If I allocate only 4 bytes for single int, how then pointer can store second int?

Question

As I found on one site following code:

#include <stdio.h>   
#include <stdlib.h> 

int main(void) 
{
    int *p1 = malloc(4*sizeof(int));  // allocates enough for an array of 4 int
    int *p2 = malloc(sizeof(int[4])); // same, naming the type directly
    int *p3 = malloc(4*sizeof *p3);   // same, without repeating the type name

    if(p1) {
        for(int n=0; n<4; ++n) // populate the array
            p1[n] = n*n;
        for(int n=0; n<4; ++n) // print it back out
            printf("p1[%d] == %d\n", n, p1[n]);
    }

    free(p1);
    free(p2);
    free(p3);
}

Output:

p1[0] == 0

p1[1] == 1

p1[2] == 4

p1[3] == 9

Now following that code above I did this:

#include <stdio.h>
#include <stdlib.h>
#include "Header.h"

int main()

{

    int  *ip = (int*)malloc(1 * sizeof(int));

    ip[0] = 2;
    ip[1] = 9;

    printf("%d %d",ip[0],ip[1]);



    return 0;
}

Output: 2 9

So how then my pointer *ip can store more than one int when I only allocated bytes for single int?

Answer 1

You're writing into memory which is outside of the bounds of the array. Sadly, there is no compiler check for this, but it sometimes works.

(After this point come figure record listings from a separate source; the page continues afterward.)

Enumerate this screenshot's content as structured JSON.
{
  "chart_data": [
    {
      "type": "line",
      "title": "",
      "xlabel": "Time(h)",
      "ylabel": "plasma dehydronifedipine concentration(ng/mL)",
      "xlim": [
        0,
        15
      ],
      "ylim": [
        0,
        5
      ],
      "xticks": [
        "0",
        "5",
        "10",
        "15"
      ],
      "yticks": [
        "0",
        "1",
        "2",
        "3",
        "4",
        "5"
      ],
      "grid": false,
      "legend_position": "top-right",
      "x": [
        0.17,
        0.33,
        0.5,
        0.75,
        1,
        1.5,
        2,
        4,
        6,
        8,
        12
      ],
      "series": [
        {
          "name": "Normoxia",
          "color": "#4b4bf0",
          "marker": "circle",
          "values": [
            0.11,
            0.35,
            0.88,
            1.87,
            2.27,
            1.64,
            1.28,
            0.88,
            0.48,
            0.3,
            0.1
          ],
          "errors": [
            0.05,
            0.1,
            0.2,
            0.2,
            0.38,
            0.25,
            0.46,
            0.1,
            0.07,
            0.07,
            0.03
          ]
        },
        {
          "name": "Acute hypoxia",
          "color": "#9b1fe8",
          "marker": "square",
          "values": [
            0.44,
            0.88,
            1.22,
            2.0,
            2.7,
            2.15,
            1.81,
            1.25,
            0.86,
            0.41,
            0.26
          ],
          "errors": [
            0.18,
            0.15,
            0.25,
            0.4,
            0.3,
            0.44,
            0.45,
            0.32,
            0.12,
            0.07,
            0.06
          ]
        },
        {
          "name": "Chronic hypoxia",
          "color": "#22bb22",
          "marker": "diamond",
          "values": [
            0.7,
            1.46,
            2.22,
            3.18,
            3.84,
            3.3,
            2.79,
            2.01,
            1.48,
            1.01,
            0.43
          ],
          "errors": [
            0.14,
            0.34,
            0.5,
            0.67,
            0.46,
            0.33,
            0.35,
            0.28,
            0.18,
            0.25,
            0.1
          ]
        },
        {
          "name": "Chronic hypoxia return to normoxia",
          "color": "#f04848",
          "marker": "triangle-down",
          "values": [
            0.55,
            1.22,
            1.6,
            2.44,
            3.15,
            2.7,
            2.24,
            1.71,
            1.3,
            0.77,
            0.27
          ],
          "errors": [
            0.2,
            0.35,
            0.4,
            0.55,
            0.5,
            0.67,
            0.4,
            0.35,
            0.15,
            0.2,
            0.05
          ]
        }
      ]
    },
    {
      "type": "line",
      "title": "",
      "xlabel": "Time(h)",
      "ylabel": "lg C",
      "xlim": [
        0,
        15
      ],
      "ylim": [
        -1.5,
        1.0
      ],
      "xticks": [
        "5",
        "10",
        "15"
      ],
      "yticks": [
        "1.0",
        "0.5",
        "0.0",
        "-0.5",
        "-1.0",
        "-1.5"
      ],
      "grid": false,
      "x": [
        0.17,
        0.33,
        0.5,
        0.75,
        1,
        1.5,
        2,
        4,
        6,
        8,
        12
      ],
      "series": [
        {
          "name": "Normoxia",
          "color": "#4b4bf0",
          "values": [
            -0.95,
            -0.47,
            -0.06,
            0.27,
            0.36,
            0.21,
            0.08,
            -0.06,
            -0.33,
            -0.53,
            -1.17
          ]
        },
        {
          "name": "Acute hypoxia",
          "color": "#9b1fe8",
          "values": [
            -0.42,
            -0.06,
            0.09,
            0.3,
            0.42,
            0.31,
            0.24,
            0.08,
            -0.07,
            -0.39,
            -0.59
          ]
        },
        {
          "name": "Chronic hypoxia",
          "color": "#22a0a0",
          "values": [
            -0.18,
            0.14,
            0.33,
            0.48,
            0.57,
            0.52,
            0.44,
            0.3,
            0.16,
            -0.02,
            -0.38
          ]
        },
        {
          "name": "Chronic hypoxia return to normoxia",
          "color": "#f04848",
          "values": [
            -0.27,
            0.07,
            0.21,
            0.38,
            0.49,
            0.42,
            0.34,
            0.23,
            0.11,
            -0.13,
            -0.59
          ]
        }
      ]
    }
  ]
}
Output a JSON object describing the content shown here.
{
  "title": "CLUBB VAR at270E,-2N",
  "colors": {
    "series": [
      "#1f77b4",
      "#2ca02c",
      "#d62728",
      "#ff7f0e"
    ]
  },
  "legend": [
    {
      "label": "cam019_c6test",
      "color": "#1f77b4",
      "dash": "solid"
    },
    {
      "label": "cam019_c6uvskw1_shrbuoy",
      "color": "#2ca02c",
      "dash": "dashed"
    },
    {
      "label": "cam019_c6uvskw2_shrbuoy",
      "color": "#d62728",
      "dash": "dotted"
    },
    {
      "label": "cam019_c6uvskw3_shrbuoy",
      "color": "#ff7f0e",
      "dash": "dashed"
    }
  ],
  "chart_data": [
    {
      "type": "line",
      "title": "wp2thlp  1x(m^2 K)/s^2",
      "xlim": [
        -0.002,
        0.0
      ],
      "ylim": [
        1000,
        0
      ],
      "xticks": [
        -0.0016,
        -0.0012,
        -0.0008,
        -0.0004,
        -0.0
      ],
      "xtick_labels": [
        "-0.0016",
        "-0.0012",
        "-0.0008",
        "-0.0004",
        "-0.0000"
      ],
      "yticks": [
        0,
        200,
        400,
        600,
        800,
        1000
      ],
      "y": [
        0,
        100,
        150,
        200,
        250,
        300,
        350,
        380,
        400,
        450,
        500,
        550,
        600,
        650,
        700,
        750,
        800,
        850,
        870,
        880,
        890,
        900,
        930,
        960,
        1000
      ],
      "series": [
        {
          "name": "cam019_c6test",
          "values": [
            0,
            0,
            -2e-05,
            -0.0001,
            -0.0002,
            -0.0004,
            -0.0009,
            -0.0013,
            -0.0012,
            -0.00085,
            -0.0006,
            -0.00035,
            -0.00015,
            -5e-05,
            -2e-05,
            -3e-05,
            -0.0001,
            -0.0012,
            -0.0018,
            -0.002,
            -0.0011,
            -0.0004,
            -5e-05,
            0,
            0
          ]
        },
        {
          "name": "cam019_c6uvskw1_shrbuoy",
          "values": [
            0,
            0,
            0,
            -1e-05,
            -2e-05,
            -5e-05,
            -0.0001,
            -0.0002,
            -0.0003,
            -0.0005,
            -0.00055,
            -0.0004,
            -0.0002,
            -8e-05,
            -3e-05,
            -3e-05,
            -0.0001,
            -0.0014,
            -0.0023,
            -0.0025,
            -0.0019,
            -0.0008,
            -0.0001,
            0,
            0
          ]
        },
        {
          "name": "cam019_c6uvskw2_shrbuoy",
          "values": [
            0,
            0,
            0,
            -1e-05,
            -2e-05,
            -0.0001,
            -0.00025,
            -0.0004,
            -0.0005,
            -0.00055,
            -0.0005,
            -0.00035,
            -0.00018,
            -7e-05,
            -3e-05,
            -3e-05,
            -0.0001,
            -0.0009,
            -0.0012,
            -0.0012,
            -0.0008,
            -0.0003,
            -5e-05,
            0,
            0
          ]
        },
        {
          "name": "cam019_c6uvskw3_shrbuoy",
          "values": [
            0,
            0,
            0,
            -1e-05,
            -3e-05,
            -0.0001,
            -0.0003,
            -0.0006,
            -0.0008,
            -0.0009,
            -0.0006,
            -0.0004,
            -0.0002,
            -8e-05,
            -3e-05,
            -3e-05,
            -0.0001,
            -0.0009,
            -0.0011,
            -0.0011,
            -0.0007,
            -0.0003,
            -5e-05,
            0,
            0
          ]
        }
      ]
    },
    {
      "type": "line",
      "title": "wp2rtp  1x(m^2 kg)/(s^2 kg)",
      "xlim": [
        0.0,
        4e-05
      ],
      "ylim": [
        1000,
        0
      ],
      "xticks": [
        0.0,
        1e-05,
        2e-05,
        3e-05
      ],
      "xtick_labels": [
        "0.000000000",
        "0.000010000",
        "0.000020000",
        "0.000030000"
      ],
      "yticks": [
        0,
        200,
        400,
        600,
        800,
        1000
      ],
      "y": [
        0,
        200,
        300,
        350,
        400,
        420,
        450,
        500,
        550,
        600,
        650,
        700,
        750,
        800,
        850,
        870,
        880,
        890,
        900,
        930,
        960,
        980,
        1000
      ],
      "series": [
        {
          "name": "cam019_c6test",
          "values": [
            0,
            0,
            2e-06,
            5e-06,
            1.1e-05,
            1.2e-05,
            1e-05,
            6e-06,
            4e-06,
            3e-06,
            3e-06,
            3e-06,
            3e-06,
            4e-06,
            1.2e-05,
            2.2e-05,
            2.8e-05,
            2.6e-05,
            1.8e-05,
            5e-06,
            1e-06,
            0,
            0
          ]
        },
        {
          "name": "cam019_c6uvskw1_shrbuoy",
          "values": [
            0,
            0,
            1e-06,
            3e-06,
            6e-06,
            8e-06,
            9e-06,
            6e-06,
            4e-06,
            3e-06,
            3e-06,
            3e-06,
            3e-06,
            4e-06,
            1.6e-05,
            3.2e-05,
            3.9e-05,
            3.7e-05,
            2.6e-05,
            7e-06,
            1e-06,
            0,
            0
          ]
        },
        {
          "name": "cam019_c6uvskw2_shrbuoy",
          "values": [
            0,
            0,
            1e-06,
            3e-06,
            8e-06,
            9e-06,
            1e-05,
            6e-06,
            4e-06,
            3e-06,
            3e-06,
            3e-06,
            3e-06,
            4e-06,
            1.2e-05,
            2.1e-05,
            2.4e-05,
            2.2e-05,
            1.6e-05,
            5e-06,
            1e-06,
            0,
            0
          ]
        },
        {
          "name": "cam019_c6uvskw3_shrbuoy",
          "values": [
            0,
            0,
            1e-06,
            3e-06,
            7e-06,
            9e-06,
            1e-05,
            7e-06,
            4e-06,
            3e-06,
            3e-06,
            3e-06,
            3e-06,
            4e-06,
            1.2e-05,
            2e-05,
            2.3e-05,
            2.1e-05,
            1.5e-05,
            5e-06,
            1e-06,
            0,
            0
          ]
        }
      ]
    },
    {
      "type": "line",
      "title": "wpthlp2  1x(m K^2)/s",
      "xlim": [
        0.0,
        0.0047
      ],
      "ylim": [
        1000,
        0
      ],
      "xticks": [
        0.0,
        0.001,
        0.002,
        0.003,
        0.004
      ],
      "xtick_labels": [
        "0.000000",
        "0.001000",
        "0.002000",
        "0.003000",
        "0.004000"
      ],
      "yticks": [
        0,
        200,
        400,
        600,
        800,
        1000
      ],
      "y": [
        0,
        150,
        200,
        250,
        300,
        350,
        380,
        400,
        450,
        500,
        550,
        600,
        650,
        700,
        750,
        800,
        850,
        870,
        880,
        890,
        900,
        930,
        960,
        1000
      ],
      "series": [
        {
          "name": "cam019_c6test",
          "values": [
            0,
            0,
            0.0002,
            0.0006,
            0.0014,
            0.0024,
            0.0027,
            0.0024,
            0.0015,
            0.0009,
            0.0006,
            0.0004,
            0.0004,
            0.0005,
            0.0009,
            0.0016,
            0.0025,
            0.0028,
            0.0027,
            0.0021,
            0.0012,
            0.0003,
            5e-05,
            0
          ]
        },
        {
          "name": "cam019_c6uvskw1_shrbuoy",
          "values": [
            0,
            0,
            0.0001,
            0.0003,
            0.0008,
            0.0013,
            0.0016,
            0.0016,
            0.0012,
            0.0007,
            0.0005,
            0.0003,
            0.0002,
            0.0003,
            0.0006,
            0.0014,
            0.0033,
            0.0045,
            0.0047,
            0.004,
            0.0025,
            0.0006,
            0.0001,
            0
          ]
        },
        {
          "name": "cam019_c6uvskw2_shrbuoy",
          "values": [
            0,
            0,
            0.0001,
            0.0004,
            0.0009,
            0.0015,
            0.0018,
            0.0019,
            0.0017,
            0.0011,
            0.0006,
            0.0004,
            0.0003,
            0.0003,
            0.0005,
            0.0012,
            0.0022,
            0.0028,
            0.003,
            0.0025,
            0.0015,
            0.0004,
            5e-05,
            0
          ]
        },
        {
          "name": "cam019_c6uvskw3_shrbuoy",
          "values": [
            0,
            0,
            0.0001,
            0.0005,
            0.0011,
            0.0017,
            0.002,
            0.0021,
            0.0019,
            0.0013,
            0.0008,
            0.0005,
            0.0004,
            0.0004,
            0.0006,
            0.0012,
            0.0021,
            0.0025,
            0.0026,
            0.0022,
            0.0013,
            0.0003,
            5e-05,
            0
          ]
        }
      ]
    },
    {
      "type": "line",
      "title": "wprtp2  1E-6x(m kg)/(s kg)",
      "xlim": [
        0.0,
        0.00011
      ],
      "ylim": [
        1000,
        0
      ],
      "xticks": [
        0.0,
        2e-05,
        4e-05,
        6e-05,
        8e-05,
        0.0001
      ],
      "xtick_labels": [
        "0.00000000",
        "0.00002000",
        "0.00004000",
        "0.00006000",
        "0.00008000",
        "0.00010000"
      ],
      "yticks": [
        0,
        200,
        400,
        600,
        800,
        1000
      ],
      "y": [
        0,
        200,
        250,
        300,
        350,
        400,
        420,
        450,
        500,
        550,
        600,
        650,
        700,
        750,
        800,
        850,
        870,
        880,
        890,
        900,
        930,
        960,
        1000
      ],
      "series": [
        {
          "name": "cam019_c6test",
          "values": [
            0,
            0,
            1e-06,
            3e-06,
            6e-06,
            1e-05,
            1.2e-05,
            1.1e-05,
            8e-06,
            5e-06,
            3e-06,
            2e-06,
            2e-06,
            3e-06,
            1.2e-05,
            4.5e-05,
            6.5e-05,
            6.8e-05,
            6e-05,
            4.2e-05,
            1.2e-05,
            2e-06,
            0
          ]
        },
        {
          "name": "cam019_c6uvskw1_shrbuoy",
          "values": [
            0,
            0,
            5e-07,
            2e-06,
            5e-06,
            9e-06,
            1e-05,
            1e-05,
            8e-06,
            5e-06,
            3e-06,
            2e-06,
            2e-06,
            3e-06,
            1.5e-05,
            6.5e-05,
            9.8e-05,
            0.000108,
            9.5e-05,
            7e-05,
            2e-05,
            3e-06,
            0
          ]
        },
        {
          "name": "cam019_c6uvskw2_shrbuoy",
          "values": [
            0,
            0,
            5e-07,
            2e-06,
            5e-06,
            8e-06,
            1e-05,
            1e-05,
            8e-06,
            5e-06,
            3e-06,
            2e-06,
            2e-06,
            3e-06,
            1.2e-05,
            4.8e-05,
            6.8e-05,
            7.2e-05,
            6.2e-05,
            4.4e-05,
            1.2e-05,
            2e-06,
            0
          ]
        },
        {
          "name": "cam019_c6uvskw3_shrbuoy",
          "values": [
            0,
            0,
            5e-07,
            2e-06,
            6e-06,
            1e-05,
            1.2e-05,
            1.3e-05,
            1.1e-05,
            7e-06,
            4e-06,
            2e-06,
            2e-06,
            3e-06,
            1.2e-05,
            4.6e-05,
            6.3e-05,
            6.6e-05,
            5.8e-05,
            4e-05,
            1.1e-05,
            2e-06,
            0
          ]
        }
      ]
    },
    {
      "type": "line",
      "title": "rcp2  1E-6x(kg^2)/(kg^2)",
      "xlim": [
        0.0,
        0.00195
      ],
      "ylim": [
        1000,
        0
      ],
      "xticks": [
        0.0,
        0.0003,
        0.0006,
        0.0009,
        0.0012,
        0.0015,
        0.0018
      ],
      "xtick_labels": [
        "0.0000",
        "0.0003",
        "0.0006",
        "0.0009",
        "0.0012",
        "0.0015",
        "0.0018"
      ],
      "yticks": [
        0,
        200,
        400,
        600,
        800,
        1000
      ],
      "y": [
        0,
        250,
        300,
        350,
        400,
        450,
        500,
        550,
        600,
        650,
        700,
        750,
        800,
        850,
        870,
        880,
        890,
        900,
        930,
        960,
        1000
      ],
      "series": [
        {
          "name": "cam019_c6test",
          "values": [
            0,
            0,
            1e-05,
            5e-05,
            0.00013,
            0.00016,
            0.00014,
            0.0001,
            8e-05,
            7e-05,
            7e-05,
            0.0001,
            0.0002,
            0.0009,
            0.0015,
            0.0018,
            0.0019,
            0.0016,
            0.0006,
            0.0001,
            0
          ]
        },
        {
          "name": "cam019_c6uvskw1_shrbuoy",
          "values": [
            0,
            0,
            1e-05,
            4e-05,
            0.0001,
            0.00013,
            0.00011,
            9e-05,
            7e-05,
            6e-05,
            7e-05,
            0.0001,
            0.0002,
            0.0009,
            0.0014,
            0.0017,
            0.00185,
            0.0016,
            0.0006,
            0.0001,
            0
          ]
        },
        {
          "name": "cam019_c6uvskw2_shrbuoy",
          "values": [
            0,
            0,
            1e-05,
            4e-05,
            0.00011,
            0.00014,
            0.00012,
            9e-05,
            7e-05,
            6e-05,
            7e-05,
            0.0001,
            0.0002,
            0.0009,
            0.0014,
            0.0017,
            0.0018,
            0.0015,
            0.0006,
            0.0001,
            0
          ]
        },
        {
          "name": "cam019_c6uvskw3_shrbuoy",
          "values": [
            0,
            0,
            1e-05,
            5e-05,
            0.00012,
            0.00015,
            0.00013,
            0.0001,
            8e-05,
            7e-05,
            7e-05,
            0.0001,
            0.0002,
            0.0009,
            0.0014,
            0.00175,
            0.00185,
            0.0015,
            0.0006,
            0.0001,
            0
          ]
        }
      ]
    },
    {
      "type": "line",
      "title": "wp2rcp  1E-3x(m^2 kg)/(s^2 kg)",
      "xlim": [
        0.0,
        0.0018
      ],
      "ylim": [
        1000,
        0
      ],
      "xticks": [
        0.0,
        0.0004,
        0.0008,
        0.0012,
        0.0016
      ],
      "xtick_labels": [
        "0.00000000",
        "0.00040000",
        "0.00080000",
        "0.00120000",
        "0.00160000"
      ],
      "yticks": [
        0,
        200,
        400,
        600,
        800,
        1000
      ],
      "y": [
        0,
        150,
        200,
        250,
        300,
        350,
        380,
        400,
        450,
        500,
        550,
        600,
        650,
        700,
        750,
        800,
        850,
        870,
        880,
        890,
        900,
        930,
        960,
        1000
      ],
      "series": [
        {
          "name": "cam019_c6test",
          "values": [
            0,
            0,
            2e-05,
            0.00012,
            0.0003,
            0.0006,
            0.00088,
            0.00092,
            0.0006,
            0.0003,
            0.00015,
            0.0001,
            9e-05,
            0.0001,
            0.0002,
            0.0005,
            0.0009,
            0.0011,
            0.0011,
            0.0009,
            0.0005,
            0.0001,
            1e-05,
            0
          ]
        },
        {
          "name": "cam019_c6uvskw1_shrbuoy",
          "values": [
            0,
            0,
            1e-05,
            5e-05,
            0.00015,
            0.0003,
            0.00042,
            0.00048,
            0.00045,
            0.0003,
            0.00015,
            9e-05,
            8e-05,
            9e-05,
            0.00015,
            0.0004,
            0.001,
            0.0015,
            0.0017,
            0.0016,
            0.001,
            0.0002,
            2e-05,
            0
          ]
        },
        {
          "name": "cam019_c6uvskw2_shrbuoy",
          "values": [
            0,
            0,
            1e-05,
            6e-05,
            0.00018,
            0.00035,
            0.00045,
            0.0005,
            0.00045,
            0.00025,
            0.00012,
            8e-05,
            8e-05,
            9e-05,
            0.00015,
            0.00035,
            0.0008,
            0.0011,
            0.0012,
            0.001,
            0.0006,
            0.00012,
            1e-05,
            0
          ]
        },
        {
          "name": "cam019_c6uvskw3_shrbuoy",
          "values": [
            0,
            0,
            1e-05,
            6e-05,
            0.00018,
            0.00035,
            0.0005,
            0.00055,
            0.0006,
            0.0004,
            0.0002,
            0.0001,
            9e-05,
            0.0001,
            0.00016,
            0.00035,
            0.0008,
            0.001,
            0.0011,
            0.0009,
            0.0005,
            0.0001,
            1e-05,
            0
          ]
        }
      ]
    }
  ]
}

Note: This is undefined behavior and should not be used under any circumstances.

Answer 2

Remember, ip[1] is equivalent to *(ip + 1), which is syntactically valid for any pointer, even if ip is pointing to single int and not an array of ints.

Dereferencing or writing to ip[1] is undefined behavior. Try adding free(ip) before the return 0 in your second program and observe the behavior then.